Обывателю Франции было от чего сойти с ума: на протяжении восьмидесяти лет идеология сменилась пять раз (вам это ничего не напоминает?), патриоты посылали народ на убой, либералы говорили народу о свободе и крали последнее – словом, происходило то же, что и всегда. И всякий раз говорили о Свободе с большой буквы, о народе и долге, били себя в грудь. Патриоты спорили до хрипоты с либералами и совместно делили концессию Суэцкого канала и депутатские кресла – в точности как сегодня. На протяжении этого времени уважаемые люди успели несколько раз предать друг друга и завладеть имуществом соседей. Домье все разглядел, запомнил и нарисовал. Он не менял убеждений никогда, был последовательным республиканцем, с этих позиций и судил.

Домье наблюдал, как революцию продавали и предавали – сперва ради власти над соседней революционной фракцией, потом ради величия империи Бонапарта, затем ради покоя Бурбонов; затем в упоении от либеральных реформ Июльской монархии душили народ так, как не снилось ни одной диктатуре. Домье наблюдал восстание 1830 года, то самое, романтическое, увековеченное праздничной картиной Делакруа. Тогда вся интеллигенция (и патриоты, и либералы) обнималась на баррикадах, то был час единения с народом и час сверкающих перспектив для бизнеса и личной свободы. Впереди было восстание лионских ткачей 1832 года, впереди было восстание 1834 года, пролетарское, подавленное либералами безжалостно, но романтические кисти и перья уже этих неприятных моментов бытия не отразили. Впереди была революция 1848 года, революция рабочих, которых рубили и стреляли. Либеральные умы – благородный Теофиль Готье, романтический Делакруа, совестливые братья Гонкуры – не удостоили ее ни строчкой, ни наброском. Готье написал про варварство восставших, а Делакруа уехал рисовать львов в Марокко. Эта революция уже была без бантиков и сонетов.

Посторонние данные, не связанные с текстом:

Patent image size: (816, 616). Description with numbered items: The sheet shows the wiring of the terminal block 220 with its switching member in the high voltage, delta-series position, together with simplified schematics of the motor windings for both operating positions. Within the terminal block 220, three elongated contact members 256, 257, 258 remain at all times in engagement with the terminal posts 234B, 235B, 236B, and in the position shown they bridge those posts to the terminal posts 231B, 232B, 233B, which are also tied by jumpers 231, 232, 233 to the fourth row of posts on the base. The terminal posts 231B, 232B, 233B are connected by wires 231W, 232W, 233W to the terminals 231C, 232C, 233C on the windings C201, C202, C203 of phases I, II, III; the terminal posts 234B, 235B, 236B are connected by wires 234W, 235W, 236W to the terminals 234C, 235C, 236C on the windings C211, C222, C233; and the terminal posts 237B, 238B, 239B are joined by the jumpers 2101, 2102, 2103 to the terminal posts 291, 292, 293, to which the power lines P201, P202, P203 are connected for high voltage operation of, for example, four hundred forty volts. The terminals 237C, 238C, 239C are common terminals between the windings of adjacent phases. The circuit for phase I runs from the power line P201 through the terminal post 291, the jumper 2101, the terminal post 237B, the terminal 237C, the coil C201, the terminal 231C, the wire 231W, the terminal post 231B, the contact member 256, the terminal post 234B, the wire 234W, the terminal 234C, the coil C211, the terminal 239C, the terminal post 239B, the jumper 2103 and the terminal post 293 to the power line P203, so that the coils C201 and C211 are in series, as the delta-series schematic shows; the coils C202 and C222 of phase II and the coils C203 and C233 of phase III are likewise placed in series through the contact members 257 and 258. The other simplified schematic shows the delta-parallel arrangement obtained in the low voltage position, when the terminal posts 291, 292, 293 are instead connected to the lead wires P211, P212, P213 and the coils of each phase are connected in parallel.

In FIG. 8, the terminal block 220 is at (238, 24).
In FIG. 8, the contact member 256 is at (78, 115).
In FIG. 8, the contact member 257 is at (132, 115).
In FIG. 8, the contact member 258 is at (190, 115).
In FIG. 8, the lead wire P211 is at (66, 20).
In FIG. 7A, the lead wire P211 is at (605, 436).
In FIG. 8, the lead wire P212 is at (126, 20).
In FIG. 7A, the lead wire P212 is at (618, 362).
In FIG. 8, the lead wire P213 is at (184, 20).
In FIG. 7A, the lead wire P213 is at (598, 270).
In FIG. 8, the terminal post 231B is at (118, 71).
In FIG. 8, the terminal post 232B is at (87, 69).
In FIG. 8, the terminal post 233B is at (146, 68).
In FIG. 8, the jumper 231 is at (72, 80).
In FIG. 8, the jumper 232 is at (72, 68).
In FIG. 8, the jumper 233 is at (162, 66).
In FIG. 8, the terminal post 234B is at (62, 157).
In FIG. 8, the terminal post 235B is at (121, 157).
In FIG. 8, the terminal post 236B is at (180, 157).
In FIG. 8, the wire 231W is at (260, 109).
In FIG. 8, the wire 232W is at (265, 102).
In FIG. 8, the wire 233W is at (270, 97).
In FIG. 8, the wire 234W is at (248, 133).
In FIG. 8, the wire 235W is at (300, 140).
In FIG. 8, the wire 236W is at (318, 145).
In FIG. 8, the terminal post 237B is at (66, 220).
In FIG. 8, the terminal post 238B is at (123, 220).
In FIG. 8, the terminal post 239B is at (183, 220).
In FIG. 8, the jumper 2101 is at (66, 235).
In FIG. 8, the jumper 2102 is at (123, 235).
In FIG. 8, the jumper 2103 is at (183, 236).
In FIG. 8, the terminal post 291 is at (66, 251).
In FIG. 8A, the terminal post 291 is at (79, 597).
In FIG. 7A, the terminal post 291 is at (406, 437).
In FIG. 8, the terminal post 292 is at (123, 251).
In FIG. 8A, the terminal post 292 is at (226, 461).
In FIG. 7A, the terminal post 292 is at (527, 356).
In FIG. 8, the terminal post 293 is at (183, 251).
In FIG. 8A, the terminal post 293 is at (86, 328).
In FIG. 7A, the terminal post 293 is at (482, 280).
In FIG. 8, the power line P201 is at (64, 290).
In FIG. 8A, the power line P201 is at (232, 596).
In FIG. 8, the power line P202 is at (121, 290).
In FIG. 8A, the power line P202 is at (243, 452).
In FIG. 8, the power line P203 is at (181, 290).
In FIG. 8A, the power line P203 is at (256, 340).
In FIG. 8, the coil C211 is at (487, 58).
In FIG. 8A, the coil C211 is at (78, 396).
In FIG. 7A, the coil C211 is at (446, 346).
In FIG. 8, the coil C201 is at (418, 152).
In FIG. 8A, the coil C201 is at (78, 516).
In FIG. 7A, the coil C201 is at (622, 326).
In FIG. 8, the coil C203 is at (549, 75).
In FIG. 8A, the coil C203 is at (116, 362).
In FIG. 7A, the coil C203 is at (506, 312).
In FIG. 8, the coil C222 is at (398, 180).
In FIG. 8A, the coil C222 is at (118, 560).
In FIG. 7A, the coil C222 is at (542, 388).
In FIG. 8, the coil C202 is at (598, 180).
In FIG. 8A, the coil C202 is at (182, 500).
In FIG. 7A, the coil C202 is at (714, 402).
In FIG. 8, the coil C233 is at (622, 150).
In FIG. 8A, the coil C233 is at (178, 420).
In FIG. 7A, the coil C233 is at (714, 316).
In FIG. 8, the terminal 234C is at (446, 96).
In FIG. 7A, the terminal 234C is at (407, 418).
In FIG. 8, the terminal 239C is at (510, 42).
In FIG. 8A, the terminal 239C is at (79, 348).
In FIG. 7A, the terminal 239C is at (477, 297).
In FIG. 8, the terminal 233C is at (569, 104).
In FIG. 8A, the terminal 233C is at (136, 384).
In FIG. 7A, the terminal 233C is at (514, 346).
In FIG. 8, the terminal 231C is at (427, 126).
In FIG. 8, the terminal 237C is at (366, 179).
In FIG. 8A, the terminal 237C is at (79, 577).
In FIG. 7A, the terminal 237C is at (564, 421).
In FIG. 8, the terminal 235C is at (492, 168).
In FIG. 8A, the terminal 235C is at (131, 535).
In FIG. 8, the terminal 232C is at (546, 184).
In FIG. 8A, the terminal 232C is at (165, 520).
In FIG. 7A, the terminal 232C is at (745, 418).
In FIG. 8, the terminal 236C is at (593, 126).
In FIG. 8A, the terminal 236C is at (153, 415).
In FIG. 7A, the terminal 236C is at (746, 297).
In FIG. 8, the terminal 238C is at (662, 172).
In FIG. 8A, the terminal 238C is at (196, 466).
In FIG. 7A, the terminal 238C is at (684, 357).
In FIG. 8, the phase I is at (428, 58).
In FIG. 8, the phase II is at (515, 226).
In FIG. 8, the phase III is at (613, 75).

А вы, в льняном белье, с трехцветкою в петлице,

В корсет затянутые львы,

Женоподобные, изнеженные лица,

Бульварные герои, вы, —

Где были вы в картечь, где вы скрывались молча

В дни страшных сабельных потерь,

Когда великий сброд и с ним святая сволочь

В бессмертье взламывали дверь?

Когда Париж кругом давился чудесами,

В трусливой подлости своей

Вы, как могли, тогда завесили коврами

Страх ваших розовых ушей…

Это написал Огюст Барбье (а перевел Осип Мандельштам) про изменение парижского сознания. Но это был далеко не конец перемен.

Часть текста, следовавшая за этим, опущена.